Ballett mit Juwelen aus der Neuen Welt
Die erste Premiere der Direktion von Manuel Legris in der Wiener Staatsoper
Das Wiener Staatsballett tanzt in „Shifting Symmetries“ Werke von Hans van Manen, William Forsythe und George Balanchine
Wien, 23. Dezember. Nein, kein Nussknacker in der Staatsoper, auch wenn den Wien-Touristen Melodien aus dem Tschaikowsky-Ballett derzeit aus allen Ecken in der überquellenden Stadt entgegentönen und Rudolf Nurejews Fassung noch im Repertoire sein dürfte. (Die Pariser tanzen sie derzeit wieder.) Dafür aber drei Meister des neoklassizistischen Balletts, deren Tanzsprache das Publikum des 20. Jahrhunderts beschäftigt hat. George Balanchine, der die zaristische, prunkvolle Rhetorik seines berühmten Vorgängers Marius Petipa entstaubte, Hans van Manen, bei der Premiere anwesend, der wiederum Mister B. abklopfte und William Forsythe, der in eine Balanchine überwindende Neoklassik das Labansche Raum-Labor und kluge Fragen an die Tanzenden und die Zuschauenden einband. In seinem Fall sprach man damals gerne von Totalem Theater. Alle drei arbeite(te)n sich dabei freilich nicht nur an einer definierten Danse d’école ab, sie setzten neue Maßstäbe bedingt auch durch den jeweils veränderten Blick auf Körperlichkeit und unterschiedliche Auffassung welche Rolle Tanzende innehaben können: Biegsames Material, fehlerhafter Mensch, Persönlichkeit.
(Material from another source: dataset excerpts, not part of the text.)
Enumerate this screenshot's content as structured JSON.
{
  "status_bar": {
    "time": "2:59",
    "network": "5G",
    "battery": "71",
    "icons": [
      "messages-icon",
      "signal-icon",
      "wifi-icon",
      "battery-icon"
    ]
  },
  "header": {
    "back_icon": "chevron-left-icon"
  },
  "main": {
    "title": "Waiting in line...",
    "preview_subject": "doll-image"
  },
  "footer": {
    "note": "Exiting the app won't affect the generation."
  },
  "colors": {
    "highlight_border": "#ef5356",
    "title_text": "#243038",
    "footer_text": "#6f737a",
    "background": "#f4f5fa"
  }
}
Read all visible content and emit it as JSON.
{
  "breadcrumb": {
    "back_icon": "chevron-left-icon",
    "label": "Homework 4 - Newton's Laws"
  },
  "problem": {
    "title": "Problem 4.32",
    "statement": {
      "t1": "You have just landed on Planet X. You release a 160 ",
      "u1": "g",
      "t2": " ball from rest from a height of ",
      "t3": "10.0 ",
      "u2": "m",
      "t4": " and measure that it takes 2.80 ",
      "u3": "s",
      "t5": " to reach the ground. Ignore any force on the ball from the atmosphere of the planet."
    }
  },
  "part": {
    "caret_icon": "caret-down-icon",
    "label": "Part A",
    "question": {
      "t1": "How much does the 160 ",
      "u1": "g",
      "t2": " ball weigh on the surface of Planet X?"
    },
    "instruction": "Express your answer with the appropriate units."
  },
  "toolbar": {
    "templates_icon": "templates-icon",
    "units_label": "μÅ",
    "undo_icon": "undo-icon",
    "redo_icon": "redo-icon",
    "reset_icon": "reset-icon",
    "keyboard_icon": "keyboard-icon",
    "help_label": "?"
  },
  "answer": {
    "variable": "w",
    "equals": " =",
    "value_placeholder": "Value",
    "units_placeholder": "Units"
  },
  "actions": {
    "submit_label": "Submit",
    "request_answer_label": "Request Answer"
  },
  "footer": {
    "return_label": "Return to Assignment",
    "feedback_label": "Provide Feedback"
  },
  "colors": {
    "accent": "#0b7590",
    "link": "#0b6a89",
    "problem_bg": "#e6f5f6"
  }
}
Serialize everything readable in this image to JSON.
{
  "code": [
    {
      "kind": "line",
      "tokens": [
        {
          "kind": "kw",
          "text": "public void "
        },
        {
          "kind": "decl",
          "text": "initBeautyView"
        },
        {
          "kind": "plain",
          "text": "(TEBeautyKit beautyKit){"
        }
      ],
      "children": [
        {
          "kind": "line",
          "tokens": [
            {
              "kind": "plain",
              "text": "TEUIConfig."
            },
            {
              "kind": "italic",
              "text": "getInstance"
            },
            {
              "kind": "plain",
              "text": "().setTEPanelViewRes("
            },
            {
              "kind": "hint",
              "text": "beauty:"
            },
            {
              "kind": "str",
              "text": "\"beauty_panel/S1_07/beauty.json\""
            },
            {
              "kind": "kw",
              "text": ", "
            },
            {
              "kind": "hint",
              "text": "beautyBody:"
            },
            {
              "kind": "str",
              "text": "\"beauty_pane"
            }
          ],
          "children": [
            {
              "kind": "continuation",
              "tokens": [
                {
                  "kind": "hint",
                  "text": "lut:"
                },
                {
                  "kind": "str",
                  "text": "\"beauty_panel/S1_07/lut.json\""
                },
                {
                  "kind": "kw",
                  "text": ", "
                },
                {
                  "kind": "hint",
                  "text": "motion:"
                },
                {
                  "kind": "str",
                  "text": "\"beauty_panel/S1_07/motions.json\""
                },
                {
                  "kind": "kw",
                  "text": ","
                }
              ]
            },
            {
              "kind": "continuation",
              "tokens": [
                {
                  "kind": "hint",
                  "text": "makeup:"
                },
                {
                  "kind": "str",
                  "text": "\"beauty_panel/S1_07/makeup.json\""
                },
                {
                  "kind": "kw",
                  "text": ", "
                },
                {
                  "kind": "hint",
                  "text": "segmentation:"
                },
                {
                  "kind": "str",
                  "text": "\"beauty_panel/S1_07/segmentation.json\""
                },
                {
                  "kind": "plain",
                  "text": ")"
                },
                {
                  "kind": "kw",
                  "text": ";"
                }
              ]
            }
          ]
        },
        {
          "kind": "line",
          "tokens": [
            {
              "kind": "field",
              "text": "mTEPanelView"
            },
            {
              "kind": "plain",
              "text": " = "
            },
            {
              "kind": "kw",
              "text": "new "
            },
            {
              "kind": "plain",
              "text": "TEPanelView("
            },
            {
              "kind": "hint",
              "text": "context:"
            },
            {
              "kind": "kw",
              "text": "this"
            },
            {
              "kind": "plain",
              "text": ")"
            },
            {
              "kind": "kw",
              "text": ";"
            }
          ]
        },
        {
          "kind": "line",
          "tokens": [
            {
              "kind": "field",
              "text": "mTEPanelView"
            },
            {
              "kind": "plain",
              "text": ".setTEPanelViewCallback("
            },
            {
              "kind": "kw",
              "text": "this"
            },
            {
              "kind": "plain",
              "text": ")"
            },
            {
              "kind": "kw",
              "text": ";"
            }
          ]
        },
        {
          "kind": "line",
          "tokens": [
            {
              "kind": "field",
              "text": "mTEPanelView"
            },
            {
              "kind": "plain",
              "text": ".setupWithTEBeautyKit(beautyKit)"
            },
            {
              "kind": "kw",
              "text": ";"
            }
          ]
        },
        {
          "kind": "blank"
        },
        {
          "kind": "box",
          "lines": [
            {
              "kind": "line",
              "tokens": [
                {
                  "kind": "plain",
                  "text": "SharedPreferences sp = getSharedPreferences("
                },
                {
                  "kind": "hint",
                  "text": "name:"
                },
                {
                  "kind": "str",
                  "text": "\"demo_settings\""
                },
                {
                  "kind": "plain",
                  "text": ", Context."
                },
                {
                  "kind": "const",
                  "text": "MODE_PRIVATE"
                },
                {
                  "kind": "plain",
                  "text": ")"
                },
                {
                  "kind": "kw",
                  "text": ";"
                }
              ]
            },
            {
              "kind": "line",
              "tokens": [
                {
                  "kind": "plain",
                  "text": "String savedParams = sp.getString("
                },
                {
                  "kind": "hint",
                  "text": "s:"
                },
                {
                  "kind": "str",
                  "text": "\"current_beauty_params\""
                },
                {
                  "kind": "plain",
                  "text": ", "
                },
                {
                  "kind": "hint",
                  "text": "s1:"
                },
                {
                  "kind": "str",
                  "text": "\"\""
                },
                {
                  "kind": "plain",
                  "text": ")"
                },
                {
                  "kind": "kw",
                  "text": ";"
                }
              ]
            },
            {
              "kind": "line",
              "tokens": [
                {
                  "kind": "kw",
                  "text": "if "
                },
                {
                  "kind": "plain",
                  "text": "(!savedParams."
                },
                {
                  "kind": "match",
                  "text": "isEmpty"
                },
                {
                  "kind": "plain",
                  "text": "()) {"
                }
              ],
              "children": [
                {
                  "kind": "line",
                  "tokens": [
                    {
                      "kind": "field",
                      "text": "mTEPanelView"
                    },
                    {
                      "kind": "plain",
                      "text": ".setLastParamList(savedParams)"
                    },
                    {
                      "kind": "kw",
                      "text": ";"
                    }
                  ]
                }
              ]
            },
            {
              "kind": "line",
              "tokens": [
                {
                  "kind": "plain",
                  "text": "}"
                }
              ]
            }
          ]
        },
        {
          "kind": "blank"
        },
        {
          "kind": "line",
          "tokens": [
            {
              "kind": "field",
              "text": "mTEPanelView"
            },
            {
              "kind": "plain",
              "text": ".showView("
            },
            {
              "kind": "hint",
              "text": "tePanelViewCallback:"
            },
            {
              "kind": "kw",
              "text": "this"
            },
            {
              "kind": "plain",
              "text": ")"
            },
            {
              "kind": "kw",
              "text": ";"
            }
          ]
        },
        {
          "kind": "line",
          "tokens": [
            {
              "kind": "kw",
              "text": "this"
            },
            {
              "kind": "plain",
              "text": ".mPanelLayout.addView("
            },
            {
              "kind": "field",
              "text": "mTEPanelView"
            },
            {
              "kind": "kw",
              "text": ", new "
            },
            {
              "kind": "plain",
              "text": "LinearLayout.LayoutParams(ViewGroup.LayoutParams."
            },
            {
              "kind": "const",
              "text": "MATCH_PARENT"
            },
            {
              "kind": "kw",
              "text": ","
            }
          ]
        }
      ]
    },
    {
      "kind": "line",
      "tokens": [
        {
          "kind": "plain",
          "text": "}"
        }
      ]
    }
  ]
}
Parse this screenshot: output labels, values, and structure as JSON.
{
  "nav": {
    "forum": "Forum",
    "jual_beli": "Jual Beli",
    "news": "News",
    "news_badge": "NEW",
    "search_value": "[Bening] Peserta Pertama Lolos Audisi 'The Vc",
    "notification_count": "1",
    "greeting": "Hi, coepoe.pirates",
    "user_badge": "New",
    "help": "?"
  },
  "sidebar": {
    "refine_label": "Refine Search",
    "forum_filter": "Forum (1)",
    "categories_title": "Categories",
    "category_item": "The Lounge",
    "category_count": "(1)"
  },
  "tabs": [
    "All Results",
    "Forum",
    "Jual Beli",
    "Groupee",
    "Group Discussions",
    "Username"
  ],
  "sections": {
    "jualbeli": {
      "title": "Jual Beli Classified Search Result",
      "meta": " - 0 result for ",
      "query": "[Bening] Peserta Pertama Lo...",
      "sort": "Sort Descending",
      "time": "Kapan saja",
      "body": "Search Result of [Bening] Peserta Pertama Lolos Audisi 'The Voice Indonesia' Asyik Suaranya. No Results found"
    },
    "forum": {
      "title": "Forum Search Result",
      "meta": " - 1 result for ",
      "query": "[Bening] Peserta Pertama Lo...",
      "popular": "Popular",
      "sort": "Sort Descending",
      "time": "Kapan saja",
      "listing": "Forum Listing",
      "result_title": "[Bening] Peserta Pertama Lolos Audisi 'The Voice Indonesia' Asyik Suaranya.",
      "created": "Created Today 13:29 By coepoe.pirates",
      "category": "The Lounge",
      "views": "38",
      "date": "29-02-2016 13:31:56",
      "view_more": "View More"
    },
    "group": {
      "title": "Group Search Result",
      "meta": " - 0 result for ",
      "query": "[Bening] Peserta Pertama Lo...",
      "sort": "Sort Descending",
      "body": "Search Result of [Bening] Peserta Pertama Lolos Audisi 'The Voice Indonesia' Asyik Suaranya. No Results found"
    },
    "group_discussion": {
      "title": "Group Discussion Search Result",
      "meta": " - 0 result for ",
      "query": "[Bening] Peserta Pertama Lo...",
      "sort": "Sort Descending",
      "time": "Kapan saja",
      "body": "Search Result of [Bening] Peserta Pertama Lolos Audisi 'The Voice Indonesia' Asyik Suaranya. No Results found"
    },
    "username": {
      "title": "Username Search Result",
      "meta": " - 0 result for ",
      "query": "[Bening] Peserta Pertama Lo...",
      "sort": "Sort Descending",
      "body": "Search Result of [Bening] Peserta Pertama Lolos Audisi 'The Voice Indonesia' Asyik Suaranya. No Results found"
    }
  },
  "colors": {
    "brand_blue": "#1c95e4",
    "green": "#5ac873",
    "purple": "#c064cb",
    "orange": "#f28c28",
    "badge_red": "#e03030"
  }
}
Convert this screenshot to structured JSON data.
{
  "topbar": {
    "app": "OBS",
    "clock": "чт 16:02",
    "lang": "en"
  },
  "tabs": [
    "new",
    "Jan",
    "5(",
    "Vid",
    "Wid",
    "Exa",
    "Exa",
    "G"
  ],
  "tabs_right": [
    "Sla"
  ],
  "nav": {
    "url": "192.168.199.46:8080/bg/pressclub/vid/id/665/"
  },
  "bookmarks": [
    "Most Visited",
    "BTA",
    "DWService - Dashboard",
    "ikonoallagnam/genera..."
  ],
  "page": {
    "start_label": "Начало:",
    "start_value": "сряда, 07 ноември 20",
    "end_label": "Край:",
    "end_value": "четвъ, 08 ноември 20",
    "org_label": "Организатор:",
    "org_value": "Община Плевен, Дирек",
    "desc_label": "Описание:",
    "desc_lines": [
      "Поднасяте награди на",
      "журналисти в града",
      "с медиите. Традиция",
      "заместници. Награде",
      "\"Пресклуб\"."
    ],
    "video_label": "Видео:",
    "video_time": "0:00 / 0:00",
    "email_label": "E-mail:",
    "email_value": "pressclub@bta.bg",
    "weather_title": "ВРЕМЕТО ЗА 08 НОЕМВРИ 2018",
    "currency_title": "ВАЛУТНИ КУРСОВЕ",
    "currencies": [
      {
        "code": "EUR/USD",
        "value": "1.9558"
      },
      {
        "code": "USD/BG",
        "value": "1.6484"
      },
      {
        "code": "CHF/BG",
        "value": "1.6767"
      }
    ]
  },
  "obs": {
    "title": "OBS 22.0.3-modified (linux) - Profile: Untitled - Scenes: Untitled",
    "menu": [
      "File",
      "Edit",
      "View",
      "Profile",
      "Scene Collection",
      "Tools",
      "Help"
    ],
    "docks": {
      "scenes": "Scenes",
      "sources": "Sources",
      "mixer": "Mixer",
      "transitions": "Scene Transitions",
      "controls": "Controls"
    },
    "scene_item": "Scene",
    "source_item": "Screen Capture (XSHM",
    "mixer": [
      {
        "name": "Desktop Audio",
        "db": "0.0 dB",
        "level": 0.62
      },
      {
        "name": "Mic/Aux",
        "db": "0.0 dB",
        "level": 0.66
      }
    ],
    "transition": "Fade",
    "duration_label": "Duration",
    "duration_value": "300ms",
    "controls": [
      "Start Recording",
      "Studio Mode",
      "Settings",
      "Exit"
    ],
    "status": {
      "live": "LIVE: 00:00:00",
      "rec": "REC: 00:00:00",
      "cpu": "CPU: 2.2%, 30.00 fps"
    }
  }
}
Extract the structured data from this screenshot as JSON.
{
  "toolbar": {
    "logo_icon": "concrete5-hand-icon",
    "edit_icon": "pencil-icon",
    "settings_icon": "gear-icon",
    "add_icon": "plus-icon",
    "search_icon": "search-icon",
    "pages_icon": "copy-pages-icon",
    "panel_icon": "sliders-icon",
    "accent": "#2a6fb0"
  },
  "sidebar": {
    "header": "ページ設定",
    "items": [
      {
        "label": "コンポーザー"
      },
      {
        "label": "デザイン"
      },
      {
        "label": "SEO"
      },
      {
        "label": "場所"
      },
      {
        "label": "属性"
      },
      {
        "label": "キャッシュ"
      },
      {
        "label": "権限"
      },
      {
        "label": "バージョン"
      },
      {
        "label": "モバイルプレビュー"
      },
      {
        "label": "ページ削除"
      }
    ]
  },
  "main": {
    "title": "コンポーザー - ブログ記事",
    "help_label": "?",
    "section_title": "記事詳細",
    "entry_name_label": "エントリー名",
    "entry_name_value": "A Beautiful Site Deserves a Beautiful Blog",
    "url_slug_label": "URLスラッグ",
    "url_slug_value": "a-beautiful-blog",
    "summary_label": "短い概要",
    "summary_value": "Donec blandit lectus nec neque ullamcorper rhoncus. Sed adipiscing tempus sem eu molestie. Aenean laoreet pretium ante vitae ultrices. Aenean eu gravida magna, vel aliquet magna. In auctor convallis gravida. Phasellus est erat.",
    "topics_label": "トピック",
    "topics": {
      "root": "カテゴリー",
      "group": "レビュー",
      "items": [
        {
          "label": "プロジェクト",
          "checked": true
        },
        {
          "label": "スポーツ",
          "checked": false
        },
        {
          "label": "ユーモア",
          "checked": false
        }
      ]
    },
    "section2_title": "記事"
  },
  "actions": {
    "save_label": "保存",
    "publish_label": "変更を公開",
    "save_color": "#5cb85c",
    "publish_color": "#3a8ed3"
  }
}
Das formschöne und edle Design-Werk des Hans van Manen findet sich in dem 1994 für die Juniorenkompanie des Nederlands Dans Theaters uraufgeführten Vier-Paare-Stücks Concertante zwar wieder. Zu Frank Martins sperriger Petite symphonie concertante stecken die Paare ihre aufgeladenen Dialoge räumlich ab. Trotzdem wirkt die räumliche Wiener Setzung (Einstudierung: Nancy Euverink) in der puristischen Ausstattung von Keso Dekker mit dunklem Licht auf der großen Bühne schmalbrüstig. Erst gegen Ende lösen sich die hartkantigen Duo-Figurationen mit markanten Achterschleifen der Arme in weit ausschwingende Freiheit auf.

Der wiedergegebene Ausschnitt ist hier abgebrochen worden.